Why AI Regulation Is Hard to Get Right
Artificial intelligence presents regulators with a genuinely novel challenge. Unlike previous technologies that were relatively stable before widespread deployment, AI systems are rapidly evolving, context-dependent, and capable of being applied across virtually every sector of society simultaneously. There is no single AI to regulate — there are thousands of applications, risk levels, and deployment contexts that existing legal frameworks were never designed to address.
Yet the pressure to regulate is real and growing. AI systems have already produced demonstrable harms — biased hiring algorithms, manipulative content recommendation engines, deepfake-enabled fraud, and privacy violations at scale. Governments around the world are responding, but they are doing so in very different ways.
The European Union: A Risk-Based Regulatory Framework
The EU's AI Act, which entered into force in 2024, represents the world's most comprehensive binding AI regulation to date. Its core innovation is a risk-based tiered approach:
- Unacceptable risk — certain AI applications are banned outright, including social scoring systems by governments and most forms of real-time biometric surveillance in public spaces.
- High risk — AI systems used in critical infrastructure, education, employment, essential services, law enforcement, and border control must meet strict requirements for transparency, human oversight, and accuracy before deployment.
- Limited and minimal risk — lighter disclosure requirements apply to applications like chatbots, with most low-risk AI left largely unregulated.
The AI Act also imposes specific obligations on providers of general-purpose AI models above certain capability thresholds, including transparency about training data and adversarial testing for systemic risks. Critics argue the framework is complex and may disadvantage European AI developers relative to less-regulated competitors.
The United States: Sectoral and Voluntary Approaches
The US has taken a markedly different path — favoring sector-specific oversight through existing agencies (the FDA for AI in healthcare, the EEOC for employment applications, the FTC for consumer protection) combined with voluntary commitments from major AI developers. Executive orders have directed federal agencies to develop guidance and standards, but there is as yet no comprehensive federal AI law equivalent to the EU's Act.

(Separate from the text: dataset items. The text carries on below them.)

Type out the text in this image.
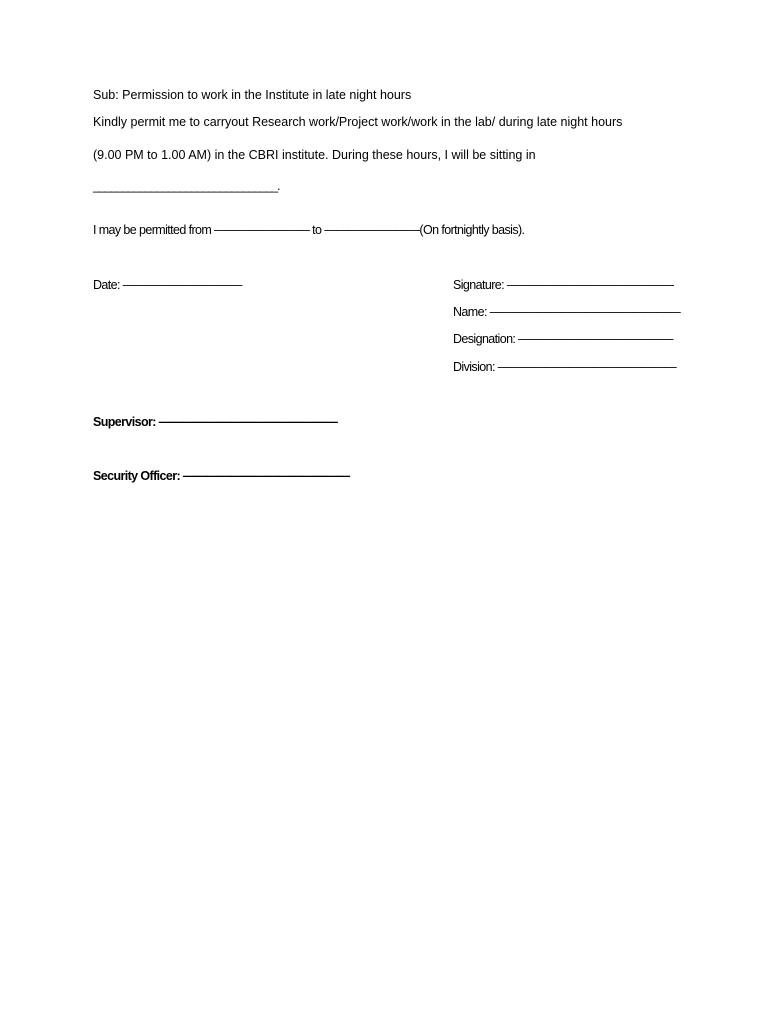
Sub: Permission to work in the Institute in late night hours
Kindly permit me to carryout Research work/Project work/work in the lab/ during late night hours
(9.00 PM to 1.00 AM) in the CBRI institute. During these hours, I will be sitting in
________________________________.
I may be permitted from ———————— to ————————(On fortnightly basis).
Date: ——————————	Signature: ——————————————
Name: ————————————————
Designation: —————————————
Division: ———————————————
Supervisor: ———————————————
Security Officer: ——————————————
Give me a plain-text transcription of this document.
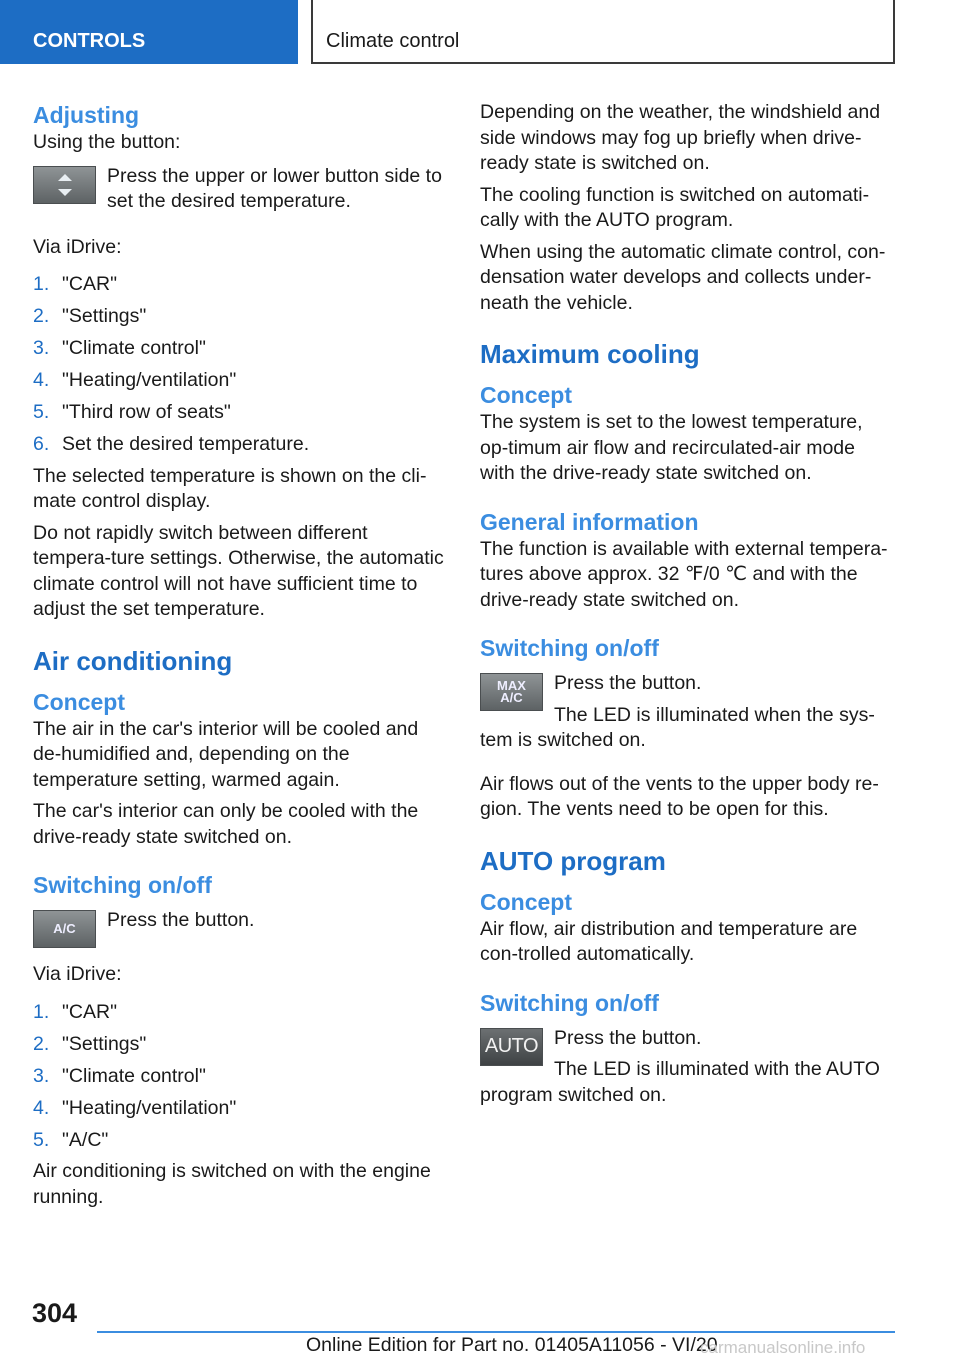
CONTROLS	Climate control
Adjusting

Using the button:

Press the upper or lower button side to set the desired temperature.

Via iDrive:

1. "CAR"
2. "Settings"
3. "Climate control"
4. "Heating/ventilation"
5. "Third row of seats"
6. Set the desired temperature.

The selected temperature is shown on the cli-mate control display.

Do not rapidly switch between different tempera-ture settings. Otherwise, the automatic climate control will not have sufficient time to adjust the set temperature.

Air conditioning
Concept

The air in the car's interior will be cooled and de-humidified and, depending on the temperature setting, warmed again.

The car's interior can only be cooled with the drive-ready state switched on.

Switching on/off
A/C Press the button.

Via iDrive:

1. "CAR"
2. "Settings"
3. "Climate control"
4. "Heating/ventilation"
5. "A/C"

Air conditioning is switched on with the engine running.

Depending on the weather, the windshield and side windows may fog up briefly when drive-ready state is switched on.

The cooling function is switched on automati-cally with the AUTO program.

When using the automatic climate control, con-densation water develops and collects under-neath the vehicle.

Maximum cooling
Concept

The system is set to the lowest temperature, op-timum air flow and recirculated-air mode with the drive-ready state switched on.

General information

The function is available with external tempera-tures above approx. 32 ℉/0 ℃ and with the drive-ready state switched on.

Switching on/off
MAX
A/C

Press the button.

The LED is illuminated when the sys-

tem is switched on.

Air flows out of the vents to the upper body re-gion. The vents need to be open for this.

AUTO program
Concept

Air flow, air distribution and temperature are con-trolled automatically.

Switching on/off
AUTO Press the button.

The LED is illuminated with the AUTO

program switched on.

304
Online Edition for Part no. 01405A11056 - VI/20
carmanualsonline.info
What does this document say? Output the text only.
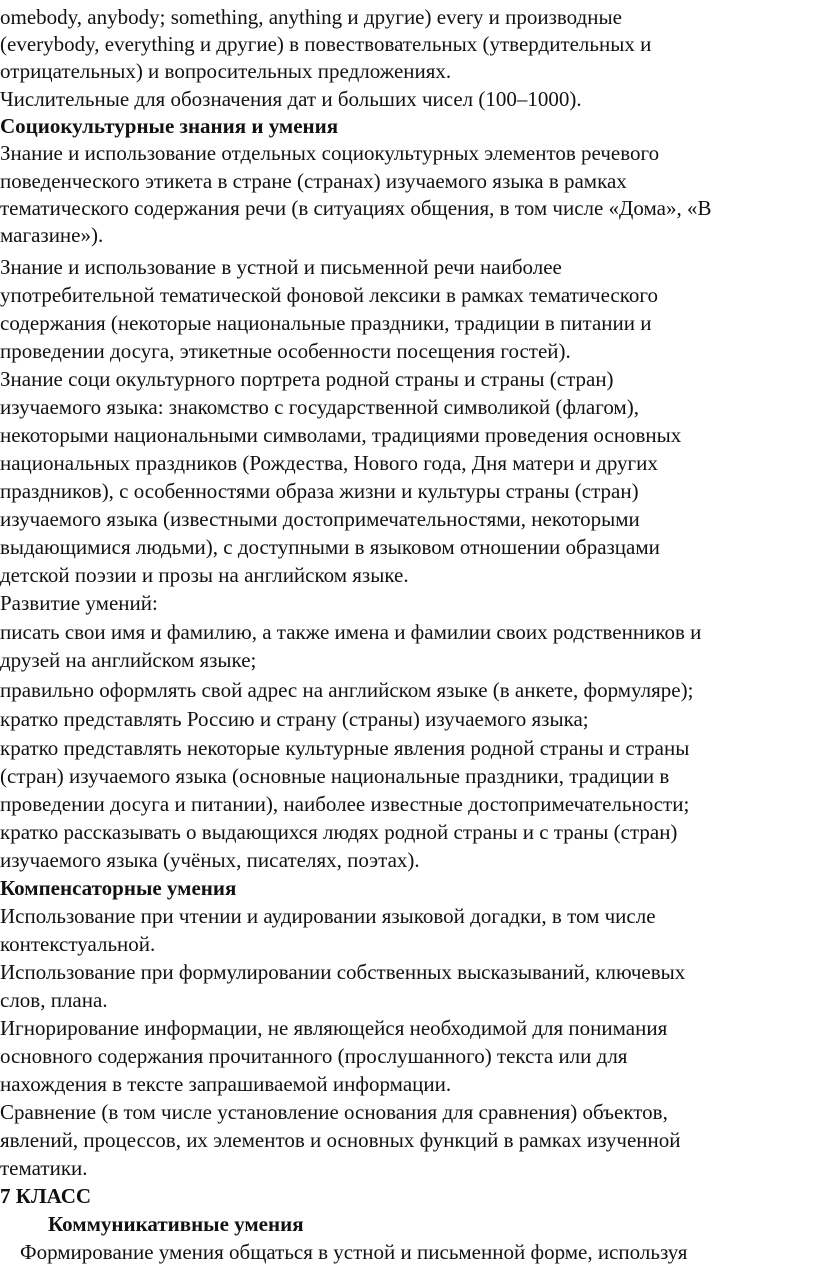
omebody, anybody; something, anything и другие) every и производные
(everybody, everything и другие) в повествовательных (утвердительных и
отрицательных) и вопросительных предложениях.
Числительные для обозначения дат и больших чисел (100–1000).
Социокультурные знания и умения
Знание и использование отдельных социокультурных элементов речевого
поведенческого этикета в стране (странах) изучаемого языка в рамках
тематического содержания речи (в ситуациях общения, в том числе «Дома», «В
магазине»).
Знание и использование в устной и письменной речи наиболее
употребительной тематической фоновой лексики в рамках тематического
содержания (некоторые национальные праздники, традиции в питании и
проведении досуга, этикетные особенности посещения гостей).
Знание соци окультурного портрета родной страны и страны (стран)
изучаемого языка: знакомство с государственной символикой (флагом),
некоторыми национальными символами, традициями проведения основных
национальных праздников (Рождества, Нового года, Дня матери и других
праздников), с особенностями образа жизни и культуры страны (стран)
изучаемого языка (известными достопримечательностями, некоторыми
выдающимися людьми), с доступными в языковом отношении образцами
детской поэзии и прозы на английском языке.
Развитие умений:
писать свои имя и фамилию, а также имена и фамилии своих родственников и
друзей на английском языке;
правильно оформлять свой адрес на английском языке (в анкете, формуляре);
кратко представлять Россию и страну (страны) изучаемого языка;
кратко представлять некоторые культурные явления родной страны и страны
(стран) изучаемого языка (основные национальные праздники, традиции в
проведении досуга и питании), наиболее известные достопримечательности;
кратко рассказывать о выдающихся людях родной страны и с траны (стран)
изучаемого языка (учёных, писателях, поэтах).
Компенсаторные умения
Использование при чтении и аудировании языковой догадки, в том числе
контекстуальной.
Использование при формулировании собственных высказываний, ключевых
слов, плана.
Игнорирование информации, не являющейся необходимой для понимания
основного содержания прочитанного (прослушанного) текста или для
нахождения в тексте запрашиваемой информации.
Сравнение (в том числе установление основания для сравнения) объектов,
явлений, процессов, их элементов и основных функций в рамках изученной
тематики.
7 КЛАСС
Коммуникативные умения
Формирование умения общаться в устной и письменной форме, используя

Proponents of this approach argue that flexibility allows American companies to innovate without the compliance burden that prescriptive rules impose. Critics contend that voluntary commitments are unenforceable and that the patchwork of sectoral rules leaves significant gaps, particularly for general-purpose AI applications that span multiple domains.
China: Innovation Under State Direction
China has adopted a distinctive approach that combines targeted regulation of specific AI applications with strong state direction of AI development as a strategic national priority. Regulations governing algorithmic recommendation systems and generative AI have been introduced, focusing particularly on content controls and the requirement that AI outputs align with "core socialist values." Foreign AI companies face significant barriers, and Chinese developers operate within a regulatory environment shaped as much by industrial policy as by consumer protection concerns.
Comparing the Frameworks
| Jurisdiction | Approach | Key Strength | Key Criticism |
|---|---|---|---|
| European Union | Comprehensive, risk-tiered law | Legal clarity and rights protection | Complexity; potential innovation drag |
| United States | Sectoral + voluntary | Flexibility; innovation-friendly | Enforcement gaps; no unified standard |
| China | Targeted rules + state direction | Rapid deployment of national priorities | Limited civil liberties protections |
| United Kingdom | Principles-based, pro-innovation | Adaptability; sector expertise | Risk of regulatory gaps |
What the Divergence Means
The lack of international alignment on AI regulation creates real-world consequences. Companies operating globally face a compliance patchwork. AI systems trained and deployed under different regulatory regimes may have different safety properties. And regulatory arbitrage — developing AI in low-regulation environments and deploying it in higher-regulation ones — remains a structural challenge that no single jurisdiction can solve alone.
International coordination through bodies like the OECD, G7, and the UN's AI advisory body is advancing, but binding global standards remain distant. For now, the regulatory landscape will remain fragmented — and the choices governments make today will shape what AI looks like for decades to come.